Он объявил, что готов ехать, куда цесарь прикажет, и жить, как велит, – только бы не выдавали его отцу. 15-го апреля, в 3 часа ночи, царевич, не взирая на шпионов, выехал из Эренберга под именем императорского офицера. При нем был только один служитель – Евфросинья, переодетая пажем.
«Наши неаполитанские пилигримы благополучно прибыли, – доносил граф Шенборн. – При первой возможности пришлю секретаря моего с подробным донесением об этом путешествии, столь забавном, как только можно себе представить. Между прочим, наш маленький паж, наконец, признан, женщиною, но без брака, по-видимому, также и без девства, так как объявлен любовницей и необходимой для здоровья». – «Я употребляю все возможные средства, чтобы удержать наше общество от частого и безмерного пьянства, но тщетно», – доносил секретарь, Шенборна, сопровождавший царевича.

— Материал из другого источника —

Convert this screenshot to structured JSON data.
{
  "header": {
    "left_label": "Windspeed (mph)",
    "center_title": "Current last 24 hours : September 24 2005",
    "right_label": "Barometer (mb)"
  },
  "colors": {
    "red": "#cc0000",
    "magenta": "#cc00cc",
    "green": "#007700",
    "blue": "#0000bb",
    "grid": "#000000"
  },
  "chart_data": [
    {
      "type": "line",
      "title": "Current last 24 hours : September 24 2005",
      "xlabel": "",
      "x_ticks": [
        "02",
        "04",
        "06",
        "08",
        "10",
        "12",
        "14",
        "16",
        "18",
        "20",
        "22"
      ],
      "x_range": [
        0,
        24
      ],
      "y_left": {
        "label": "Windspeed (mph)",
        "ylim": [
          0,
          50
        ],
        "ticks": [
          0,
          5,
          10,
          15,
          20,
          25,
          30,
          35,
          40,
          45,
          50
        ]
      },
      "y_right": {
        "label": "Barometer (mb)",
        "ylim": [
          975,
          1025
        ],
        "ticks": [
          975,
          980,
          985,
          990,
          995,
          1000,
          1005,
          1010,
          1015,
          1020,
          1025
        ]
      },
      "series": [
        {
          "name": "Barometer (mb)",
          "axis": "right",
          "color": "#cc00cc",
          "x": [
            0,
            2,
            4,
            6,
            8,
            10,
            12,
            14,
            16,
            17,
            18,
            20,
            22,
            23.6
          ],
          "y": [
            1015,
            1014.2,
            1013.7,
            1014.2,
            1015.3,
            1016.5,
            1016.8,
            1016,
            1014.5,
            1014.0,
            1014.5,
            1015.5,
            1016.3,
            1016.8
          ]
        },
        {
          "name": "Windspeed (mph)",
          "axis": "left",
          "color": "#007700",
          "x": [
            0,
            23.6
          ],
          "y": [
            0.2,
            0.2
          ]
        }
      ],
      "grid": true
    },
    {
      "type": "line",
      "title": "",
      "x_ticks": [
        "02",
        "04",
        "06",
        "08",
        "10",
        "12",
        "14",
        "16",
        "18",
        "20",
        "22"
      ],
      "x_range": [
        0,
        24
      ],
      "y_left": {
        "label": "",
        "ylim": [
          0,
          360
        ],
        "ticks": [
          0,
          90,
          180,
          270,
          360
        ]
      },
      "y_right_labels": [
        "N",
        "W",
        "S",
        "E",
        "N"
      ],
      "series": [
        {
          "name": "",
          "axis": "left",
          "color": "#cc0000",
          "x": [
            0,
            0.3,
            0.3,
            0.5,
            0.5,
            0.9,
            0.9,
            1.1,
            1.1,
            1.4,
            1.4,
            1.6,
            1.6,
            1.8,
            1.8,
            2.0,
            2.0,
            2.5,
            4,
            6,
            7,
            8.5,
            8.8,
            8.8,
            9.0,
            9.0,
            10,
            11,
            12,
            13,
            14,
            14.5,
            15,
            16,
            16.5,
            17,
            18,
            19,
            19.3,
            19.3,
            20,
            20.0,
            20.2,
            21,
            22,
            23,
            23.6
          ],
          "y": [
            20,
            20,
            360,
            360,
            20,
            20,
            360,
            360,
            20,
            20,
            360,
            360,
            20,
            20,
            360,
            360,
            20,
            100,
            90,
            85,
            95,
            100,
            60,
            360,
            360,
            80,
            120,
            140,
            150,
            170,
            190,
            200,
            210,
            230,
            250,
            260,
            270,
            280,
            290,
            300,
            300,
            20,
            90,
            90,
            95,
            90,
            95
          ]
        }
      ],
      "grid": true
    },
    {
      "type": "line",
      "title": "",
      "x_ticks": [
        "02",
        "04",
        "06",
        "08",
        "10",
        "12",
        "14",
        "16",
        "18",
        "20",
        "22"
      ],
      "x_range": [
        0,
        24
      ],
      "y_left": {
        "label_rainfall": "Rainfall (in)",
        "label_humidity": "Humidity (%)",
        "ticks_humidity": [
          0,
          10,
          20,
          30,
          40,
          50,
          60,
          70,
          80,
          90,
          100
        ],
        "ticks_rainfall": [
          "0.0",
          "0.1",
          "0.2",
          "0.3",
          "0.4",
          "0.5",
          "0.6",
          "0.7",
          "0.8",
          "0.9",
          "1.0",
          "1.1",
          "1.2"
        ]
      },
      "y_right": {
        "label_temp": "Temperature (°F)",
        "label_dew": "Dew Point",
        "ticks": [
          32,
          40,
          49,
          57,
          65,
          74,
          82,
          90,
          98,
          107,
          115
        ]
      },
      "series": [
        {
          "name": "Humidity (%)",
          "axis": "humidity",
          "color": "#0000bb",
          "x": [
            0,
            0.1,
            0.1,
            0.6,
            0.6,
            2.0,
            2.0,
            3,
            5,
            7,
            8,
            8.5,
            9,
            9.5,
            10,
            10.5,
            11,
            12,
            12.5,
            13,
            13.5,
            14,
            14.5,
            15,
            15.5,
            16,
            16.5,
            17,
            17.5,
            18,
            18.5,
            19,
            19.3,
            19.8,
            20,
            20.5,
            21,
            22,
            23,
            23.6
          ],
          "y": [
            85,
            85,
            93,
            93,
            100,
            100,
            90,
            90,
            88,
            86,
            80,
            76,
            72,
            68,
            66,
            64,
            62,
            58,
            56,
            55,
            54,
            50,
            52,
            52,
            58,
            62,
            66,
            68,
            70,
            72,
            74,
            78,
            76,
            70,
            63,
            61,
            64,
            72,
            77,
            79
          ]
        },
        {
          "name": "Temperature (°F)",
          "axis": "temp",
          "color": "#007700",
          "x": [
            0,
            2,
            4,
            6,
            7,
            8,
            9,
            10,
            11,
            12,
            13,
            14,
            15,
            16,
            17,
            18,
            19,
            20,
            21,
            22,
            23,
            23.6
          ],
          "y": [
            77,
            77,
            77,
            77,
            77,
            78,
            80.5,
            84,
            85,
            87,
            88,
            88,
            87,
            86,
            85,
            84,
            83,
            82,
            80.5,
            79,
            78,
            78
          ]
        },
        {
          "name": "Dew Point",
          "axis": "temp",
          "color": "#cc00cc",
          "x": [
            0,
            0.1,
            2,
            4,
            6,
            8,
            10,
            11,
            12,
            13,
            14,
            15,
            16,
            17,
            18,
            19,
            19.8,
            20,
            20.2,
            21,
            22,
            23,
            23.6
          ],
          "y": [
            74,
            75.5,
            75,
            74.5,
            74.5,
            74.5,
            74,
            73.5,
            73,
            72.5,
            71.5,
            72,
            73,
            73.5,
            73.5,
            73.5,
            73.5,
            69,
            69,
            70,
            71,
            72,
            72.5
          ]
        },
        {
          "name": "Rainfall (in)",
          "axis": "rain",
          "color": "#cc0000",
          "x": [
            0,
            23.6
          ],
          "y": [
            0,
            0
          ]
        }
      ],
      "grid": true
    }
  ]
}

Он ехал через Инсбрук, Мантую, Флоренцию, Рим.
В полночь 6-го мая 1717 года прибыл в Неаполь и остановился в гостинице Трех Королей. Вечером на следующий день вывезен в наемной карете из города к морю, затем тайным ходом введен в королевский дворец, и оттуда, через два дня, по изготовлении особых покоев, в крепость Сант-Эльмо, стоявшую на высокой горе над Неаполем.
Хотя и здесь он жил под «невольницким лицом», но не скучал и не чувствовал себя в тюрьме; чем выше были стены и глубже рвы крепости, тем надежнее они защищали его от отца.
В покоях окна с крытым ходом перед ними выходили прямо на море. Здесь проводил он целые дни; кормил, так же, как, бывало, в Рождествене, отовсюду слетавшихся к нему и быстро прирученных им голубей, читал исторические и философские книги, пел псалмы и акафисты, глядел на Неаполь, на Везувий, на горевшие голубым огнем, точно сапфирные, Исхию, Прочиду, Капри, но больше всего на море – глядел и не мог наглядеться. Ему казалось, что он видит его в первый раз. Северное, серое, торговое, военное море Корабельного Регламента и петербургского Адмиралтейства, то, которое любил отец,непохоже было на это южное, синее, вольное.